No caso, a Tecumseh propôs a ação objetivando o arresto de bens e a desconsideração da personalidade jurídica da JS, com quem firmou contrato de prestação de serviços, visto que, a partir de janeiro de 2006, começou a receber mandados de “citação e pagamento” da Justiça do Trabalho com vistas à retenção de valores que seriam pagos à empresa de segurança, de forma a garantir dívidas trabalhistas desta última, oriundas de ações em diversas comarcas.

Conflito de competência

Proposta a ação perante a justiça especializada, ela deu-se por incompetente, à consideração de que a demanda “envolve relação de natureza civil havida entre requerente e requerida e não de natureza trabalhista”.
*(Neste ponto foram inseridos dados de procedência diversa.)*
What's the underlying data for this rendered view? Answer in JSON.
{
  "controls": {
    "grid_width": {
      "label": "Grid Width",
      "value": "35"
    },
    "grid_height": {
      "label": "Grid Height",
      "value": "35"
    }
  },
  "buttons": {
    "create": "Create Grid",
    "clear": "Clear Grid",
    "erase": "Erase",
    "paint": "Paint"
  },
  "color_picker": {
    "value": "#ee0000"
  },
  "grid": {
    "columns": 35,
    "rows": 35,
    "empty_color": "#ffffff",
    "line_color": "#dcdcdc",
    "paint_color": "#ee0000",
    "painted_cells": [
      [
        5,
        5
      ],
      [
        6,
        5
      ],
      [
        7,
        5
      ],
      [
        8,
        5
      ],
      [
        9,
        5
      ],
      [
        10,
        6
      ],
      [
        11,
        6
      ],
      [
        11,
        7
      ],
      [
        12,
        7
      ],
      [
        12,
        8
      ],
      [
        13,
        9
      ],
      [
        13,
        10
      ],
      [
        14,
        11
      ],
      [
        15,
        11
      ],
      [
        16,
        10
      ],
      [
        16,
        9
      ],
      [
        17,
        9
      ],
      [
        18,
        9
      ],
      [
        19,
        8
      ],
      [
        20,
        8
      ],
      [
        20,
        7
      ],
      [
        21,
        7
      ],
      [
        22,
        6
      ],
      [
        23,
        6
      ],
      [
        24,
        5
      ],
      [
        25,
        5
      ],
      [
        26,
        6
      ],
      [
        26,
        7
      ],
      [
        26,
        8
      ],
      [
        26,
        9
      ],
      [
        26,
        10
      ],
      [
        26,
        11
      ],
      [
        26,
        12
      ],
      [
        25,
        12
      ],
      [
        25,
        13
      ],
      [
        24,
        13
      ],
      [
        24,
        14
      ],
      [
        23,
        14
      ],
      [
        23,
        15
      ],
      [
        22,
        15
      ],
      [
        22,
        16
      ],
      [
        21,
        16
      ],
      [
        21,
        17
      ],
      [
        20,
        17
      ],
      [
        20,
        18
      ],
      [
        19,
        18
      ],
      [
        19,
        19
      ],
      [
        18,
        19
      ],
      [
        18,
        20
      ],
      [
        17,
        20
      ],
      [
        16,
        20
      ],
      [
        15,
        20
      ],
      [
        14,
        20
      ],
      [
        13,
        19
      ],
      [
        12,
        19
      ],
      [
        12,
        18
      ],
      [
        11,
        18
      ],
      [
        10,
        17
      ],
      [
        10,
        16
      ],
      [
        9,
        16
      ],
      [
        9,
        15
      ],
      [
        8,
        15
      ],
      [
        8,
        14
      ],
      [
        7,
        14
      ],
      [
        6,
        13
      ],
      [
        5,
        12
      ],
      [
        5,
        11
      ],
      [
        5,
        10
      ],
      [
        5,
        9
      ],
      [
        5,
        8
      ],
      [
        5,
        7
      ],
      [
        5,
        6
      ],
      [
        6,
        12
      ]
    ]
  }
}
Por sua vez, o juízo de Direito da 5ª Vara Cível de São Carlos (SP) suscitou o conflito de competência, por considerar inviável “admitir-se possa a Justiça Estadual comum ser competente para execução de título oriundo da Justiça do Trabalho”, restringindo-se a relação de direito civil existente entre as partes ao contrato inicial para prestação de serviços na área de segurança.

Decisão

O relator, ministro Castro Filho, entendeu que a relação de direito civil existente entre as partes, de fato, restringe-se ao contrato de prestação de serviços firmado, originalmente, entre ambas, o que implica a competência absoluta da Justiça do Trabalho para apreciar o pedido cautelar de arresto de bens e desconsideração da personalidade jurídica da empresa contratada.

“Isto por estarem tais questões intimamente relacionadas ao cumprimento das sentenças condenatórias emanadas da justiça especializada, ou seja, o juízo onde se formaram os diversos títulos executivos, cobrados junto à tomadora dos serviços”, afirmou o ministro.